The 1970s and 1980s saw the beginnings of molecular biology, a field that has moved biologists ever closer to chemistry’s point of view. Chromatography and mass spectrometry began to merge into the most powerful analytical techniques ever developed, and the revolution in computer processing power turned X-ray crystallography calculations into just another afternoon in the lab.

The last twenty years have seen the rise of nanotechnology, with chemists starting to design and build molecular tools and scaffolds that would have been impossible to figure out in an earlier era. There has been a similar explosion of effort in what’s now called chemical biology, using the techniques of chemistry to alter, probe, and understand proteins and other molecules of life. New organic chemistry reactions, new analytical equipment, and new computational power have all come together to make the field what it is today. If we’re going to take carbon dioxide out of the air and turn it back into useful compounds and fuels in order to keep new pollutants from even being used while cleaning up the old ones, if we’re going to synthesize new medicines or make new exotic materials stronger and lighter than anything before, we’ll need these latest breakthroughs in chemistry.

It’s easy, in this age, to take all our chemical knowledge for granted, but remember, what might seem mundane to us, our ancestors would have regarded as miracles (or as clear evidence of witchcraft). The story of chemistry is the story of mankind learning to write the missing instruction manuals for the physical world. It has taken perseverance, bravery, all the intelligence we can bring to bear, and no small amount of borderline craziness to get us to where we are today. And I’ve been very glad, through writing this book, to salute all the people who have made it happen.

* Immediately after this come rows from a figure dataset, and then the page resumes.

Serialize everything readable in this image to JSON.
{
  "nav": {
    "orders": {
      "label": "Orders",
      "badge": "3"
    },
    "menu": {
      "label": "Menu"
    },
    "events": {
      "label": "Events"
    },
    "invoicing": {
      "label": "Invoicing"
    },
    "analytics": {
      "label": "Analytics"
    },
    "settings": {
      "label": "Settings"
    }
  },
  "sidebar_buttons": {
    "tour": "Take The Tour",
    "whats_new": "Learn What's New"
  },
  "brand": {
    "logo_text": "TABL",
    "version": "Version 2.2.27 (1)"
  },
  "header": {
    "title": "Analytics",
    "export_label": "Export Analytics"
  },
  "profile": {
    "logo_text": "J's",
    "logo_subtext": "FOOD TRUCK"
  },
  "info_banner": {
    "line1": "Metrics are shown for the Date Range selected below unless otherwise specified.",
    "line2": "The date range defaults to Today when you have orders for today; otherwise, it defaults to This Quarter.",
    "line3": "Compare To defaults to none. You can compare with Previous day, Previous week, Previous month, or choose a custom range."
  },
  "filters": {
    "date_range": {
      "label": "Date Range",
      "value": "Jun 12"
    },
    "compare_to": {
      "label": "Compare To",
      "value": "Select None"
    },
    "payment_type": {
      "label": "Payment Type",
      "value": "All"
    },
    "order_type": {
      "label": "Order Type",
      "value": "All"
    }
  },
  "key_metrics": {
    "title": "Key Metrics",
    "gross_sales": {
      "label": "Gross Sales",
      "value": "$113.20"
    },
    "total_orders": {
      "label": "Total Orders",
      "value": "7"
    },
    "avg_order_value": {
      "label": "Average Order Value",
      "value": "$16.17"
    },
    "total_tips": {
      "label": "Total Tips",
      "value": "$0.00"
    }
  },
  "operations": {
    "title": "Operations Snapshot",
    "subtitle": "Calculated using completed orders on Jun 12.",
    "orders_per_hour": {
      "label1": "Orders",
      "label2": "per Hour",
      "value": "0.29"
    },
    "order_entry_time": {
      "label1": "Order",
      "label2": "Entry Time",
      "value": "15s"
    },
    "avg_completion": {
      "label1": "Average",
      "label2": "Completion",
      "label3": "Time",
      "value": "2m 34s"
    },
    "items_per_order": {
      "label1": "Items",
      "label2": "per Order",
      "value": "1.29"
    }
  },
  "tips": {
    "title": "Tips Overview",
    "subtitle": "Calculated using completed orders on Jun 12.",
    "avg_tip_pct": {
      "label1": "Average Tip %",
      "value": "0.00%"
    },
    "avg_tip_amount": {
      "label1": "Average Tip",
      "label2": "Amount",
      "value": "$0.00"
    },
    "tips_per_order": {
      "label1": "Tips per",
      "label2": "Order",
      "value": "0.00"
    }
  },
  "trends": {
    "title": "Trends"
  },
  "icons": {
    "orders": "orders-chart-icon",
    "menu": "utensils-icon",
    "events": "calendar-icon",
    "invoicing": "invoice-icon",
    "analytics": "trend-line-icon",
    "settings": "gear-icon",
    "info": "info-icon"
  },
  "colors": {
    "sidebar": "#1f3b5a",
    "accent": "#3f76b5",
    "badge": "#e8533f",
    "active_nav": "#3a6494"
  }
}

The story continues. I myself am a professional chemist and wrote this book on nights and weekends. During the day, I’m in the lab, as are thousands of chemists around the world, helping to write the next chapters. Readers are welcome to visit my website, In the Pipeline (, where I talk about the kind of work I do and give updates on the field’s cutting-edge advances.

About This Book

Note that the dates given are often the dates of discovery, but in other instances they indicate the year in which a discovery or concept gained wide acceptance in the scientific community. Benzene, to pick one example, had been known for decades before 1865, but that’s when its real structure was first worked out—a discovery that set off many others in turn. Many discoveries do not have precise origins, being spread out over a wide time frame (or among many different people). Spider silk was first analyzed chemically in 1907, but even after over a century of work by untold numbers of chemists, we still don’t quite understand how it does what it does. In some cases I picked another landmark as the year, such as the date a Nobel Prize was awarded or other large development was made. For instance, chemical reactions that can take carbon dioxide out of the air (on a small scale) have been known since the 1800s, but a dramatic practical example of this knowledge came when this technique saved the lives of the Apollo 13 astronauts in 1970. On a larger scale, the amount of carbon dioxide in the atmosphere has been a huge topic over the last twenty-five years, but the “greenhouse effect” was first understood back in 1896. You may be surprised at how early (or how late) some discoveries show up.